Going from being looked after to looking after someone is an incredibly confusing thing to experience. In any close relationship (including friendship and family relationships) there inevitably becomes a time where roles reverse. Sometime this is brief, a few minutes or hours, sometimes this is for longer.
It’s realistic to say there is a dominant figure in all relationships. One person is the “parental” figure. I say parental because that person does the protecting. That’s the person who wards of the metaphorical “danger”. Sometimes that person has to be the strong one. The person who even though a situation, may be upsetting them to, is able to say “it’s going to be ok.”
In the realm of mental health it is often easy to become the submissive part of a relationship. This of course isn’t strictly to do with mental illness, but physical illness too. The other person in the relationship can feel they need to protect the “weaker” person. Again, I say weaker because that person isn’t particularly weak. But it’s normal to feel the need to protect someone who you see as ill, or upset.

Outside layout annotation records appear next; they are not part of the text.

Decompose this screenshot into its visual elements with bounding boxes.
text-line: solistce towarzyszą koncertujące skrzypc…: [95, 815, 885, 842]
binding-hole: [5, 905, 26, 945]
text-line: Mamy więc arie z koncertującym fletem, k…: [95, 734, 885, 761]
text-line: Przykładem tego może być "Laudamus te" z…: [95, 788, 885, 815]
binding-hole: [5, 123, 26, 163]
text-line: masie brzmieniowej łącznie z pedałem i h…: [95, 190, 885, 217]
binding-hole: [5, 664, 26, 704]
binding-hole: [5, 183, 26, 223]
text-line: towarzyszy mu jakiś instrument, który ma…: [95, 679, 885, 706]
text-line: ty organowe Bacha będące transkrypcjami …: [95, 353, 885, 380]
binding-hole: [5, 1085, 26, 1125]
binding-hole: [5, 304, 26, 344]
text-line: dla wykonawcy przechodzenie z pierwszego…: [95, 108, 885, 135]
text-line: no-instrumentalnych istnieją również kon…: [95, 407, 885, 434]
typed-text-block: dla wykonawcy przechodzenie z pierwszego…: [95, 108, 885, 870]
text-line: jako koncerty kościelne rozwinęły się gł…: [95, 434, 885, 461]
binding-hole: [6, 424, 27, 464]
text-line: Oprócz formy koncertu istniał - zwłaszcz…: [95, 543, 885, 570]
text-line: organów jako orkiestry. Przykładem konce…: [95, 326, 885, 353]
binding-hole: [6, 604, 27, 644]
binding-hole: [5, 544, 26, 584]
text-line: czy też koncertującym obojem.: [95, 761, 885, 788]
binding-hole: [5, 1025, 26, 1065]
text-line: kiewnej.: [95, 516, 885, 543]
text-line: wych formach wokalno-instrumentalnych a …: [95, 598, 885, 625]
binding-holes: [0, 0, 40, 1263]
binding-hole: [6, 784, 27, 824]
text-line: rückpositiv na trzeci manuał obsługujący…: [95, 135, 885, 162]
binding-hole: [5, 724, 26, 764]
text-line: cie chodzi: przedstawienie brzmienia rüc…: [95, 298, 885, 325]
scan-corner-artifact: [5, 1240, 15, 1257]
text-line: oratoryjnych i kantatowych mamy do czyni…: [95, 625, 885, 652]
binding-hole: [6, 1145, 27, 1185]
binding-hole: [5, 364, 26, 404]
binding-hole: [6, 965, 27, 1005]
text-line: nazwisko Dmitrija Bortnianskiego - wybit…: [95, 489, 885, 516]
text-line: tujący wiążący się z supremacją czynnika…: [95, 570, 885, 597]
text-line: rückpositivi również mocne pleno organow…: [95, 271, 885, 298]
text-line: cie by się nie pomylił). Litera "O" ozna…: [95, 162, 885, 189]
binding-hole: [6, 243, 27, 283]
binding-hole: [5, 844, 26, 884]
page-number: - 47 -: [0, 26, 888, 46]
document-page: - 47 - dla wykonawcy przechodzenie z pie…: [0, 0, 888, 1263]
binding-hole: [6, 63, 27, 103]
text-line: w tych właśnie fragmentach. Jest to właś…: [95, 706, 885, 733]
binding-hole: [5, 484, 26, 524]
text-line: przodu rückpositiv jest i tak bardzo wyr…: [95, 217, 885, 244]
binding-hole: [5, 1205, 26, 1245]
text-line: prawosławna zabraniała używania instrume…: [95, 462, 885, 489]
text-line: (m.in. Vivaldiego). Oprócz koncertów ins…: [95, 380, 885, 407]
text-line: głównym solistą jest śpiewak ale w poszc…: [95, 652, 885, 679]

Inevitably, though there comes a time when those roles reverse. I experienced this recently. It was something I was not expecting, it was however something that made me question my ability to handle the situation, but it did help me to realise what it is like to be on the other side for that person.
I am not ok. I haven’t been “ok” for a long time. Some of my close friends know, some know more than others. Some of those people are always there for me and in the last year I have really needed that, I have appreciated that greatly. But In the last month something terrible happened. My partner finally cracked.

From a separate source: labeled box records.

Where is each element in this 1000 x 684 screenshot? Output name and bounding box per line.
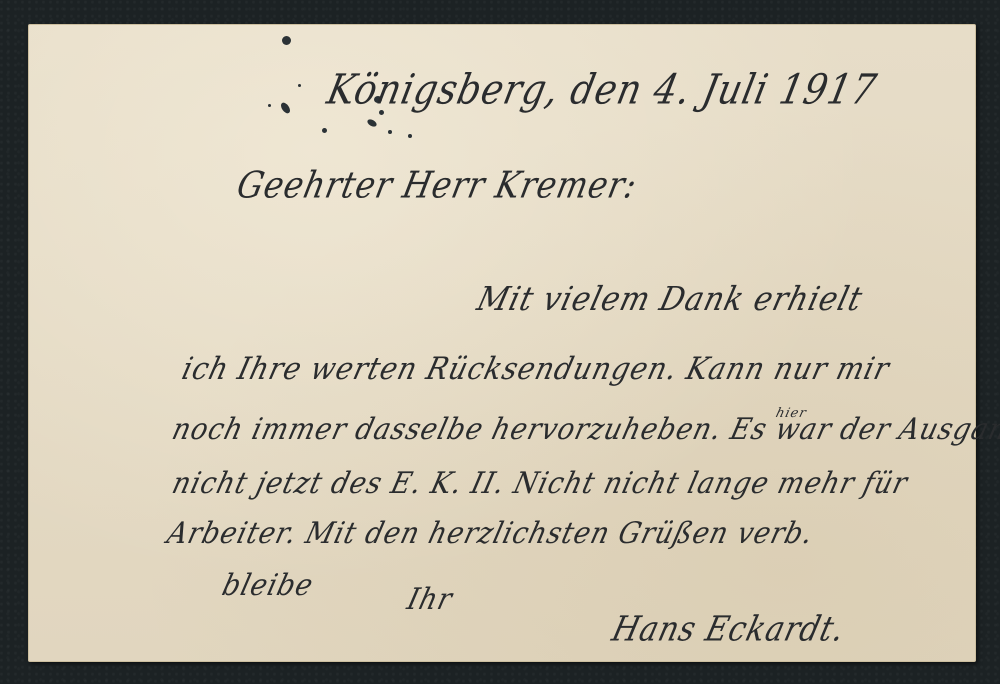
ink-blot	[366, 118, 378, 128]
salutation: Geehrter Herr Kremer:	[233, 163, 641, 207]
closing-word-1: bleibe	[219, 568, 317, 602]
signature: Hans Eckardt.	[608, 609, 849, 649]
postcard: Königsberg, den 4. Juli 1917 Geehrter He…	[28, 24, 976, 662]
place-and-date: Königsberg, den 4. Juli 1917	[323, 67, 881, 114]
ink-blot	[279, 101, 292, 115]
ink-blot	[282, 36, 291, 45]
closing-word-2: Ihr	[404, 582, 456, 616]
body-line-4: nicht jetzt des E. K. II. Nicht nicht la…	[169, 466, 912, 500]
ink-blot	[268, 104, 271, 107]
body-line-5: Arbeiter. Mit den herzlichsten Grüßen ve…	[164, 516, 817, 550]
ink-blot	[298, 84, 301, 87]
ink-blot	[322, 128, 327, 133]
body-line-2: ich Ihre werten Rücksendungen. Kann nur …	[178, 350, 893, 386]
body-line-3: noch immer dasselbe hervorzuheben. Es wa…	[169, 412, 1000, 446]
ink-blot	[388, 130, 392, 134]
body-line-1: Mit vielem Dank erhielt	[473, 280, 867, 319]
ink-blot	[408, 134, 412, 138]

It had been coming, I had pretended it hadn’t because I desperately needed that support to continue, but inevitably as I have said roles reverse. When my partner cracked I instantly. Changed. I now had to be his support. I had to be the one saying things would get better (whether I believed it or not) I had to tell him that I thought he would benefit from counselling yet I do not think I would. I had to be there for my partner when I could hardly be there for myself. I had to be the one who was doing the looking after.

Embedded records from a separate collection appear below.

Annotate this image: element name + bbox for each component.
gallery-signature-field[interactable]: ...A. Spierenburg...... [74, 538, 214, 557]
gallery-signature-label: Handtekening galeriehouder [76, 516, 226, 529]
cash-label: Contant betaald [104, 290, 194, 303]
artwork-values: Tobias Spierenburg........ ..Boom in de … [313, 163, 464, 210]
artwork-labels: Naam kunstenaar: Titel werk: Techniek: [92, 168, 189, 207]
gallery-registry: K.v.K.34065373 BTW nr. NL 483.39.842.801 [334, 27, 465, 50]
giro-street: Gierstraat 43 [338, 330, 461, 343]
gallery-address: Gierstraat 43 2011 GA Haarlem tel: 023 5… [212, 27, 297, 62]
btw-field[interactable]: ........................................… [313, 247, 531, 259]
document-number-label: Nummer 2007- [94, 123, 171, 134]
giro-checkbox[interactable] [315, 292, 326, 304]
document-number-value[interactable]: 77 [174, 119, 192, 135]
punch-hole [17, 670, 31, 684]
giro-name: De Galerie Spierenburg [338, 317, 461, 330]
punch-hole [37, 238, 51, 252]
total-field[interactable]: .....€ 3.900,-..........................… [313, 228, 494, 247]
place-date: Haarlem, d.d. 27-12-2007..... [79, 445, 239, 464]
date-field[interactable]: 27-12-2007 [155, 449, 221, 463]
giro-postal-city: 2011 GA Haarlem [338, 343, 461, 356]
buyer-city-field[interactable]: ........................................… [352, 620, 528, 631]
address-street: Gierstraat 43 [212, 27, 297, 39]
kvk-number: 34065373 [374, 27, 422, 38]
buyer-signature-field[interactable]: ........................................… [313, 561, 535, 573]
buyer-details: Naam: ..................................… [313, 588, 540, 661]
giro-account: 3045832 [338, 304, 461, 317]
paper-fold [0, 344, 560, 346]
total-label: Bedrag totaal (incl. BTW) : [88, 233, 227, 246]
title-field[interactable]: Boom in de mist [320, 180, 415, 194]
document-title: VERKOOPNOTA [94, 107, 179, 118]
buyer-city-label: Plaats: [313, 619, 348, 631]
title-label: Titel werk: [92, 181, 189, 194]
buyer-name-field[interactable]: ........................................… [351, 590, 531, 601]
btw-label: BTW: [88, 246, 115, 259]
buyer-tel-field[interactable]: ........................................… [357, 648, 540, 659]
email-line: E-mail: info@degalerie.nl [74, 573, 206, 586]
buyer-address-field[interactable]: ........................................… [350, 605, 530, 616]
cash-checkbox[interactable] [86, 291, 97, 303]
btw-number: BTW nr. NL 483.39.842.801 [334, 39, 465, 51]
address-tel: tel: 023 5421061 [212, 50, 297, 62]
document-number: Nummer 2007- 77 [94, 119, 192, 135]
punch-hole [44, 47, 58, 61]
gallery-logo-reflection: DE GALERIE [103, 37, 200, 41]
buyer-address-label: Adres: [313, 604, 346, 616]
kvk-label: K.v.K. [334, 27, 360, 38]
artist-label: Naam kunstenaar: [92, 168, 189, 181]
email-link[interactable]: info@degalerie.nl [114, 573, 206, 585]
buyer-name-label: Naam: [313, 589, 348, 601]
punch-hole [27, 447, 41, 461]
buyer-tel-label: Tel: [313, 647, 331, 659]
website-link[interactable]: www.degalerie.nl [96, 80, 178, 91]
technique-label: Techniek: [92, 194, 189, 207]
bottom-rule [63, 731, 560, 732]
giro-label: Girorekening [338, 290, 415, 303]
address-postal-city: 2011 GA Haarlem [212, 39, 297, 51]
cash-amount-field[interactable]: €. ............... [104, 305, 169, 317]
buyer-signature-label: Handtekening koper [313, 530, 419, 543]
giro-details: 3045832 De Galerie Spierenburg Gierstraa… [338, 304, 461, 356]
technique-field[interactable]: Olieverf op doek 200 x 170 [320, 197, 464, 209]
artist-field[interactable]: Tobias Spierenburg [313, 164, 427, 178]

It was a huge strain, but it taught me a lot about what he has to face. I used to tell my partner everything, more recently I have been withholding things. Not because I don’t want him to know, but because I think I need to wait for his condition to improve before I tell him every silly thing that affects my life after all a bad day for me right now makes me want to cut myself. And I don’t think he is ready to deal with that. I used to tell him about that. But I don’t think it will help right now so I’m trying to be more considerate. But am I just pussyfooting around now? Am I being the stigma I’m so desperately fighting?
We are talking about how he feels, his treatment and his problems. I just don’t want to add any more of mine to the mix right now. And I think that’s ok. Because I think we see things differently. I am able to desensitise myself from things don’t directly affect me. Examples would be problems he has at work. I can’t relate I am not in that situation. But he gets frustrated when I talk about my work problems and that is hard. I don’t tell him things to get him upset I tell him because sometimes I need to vent too.
I know I shouldn’t hold things in, holding things in is what makes them worse. Holding things in causes my physical depression bouts, the sharp pain in my abdomen. The stiffening of my shoulders. The struggle to find the energy to get out of bed. The fight to stop myself from bursting into tears at any given moment. It’s hard.
Our roles have been reversed for a week now. I’m struggling. If I wasn’t writing and venting this way I’d have probably exploded before now. I miss him. I know this is not his fault, I know things will improve but it’s hard. This role reversal is playing havoc with my emotions. I have become the dominant part of this relationship and I have no idea what I am doing.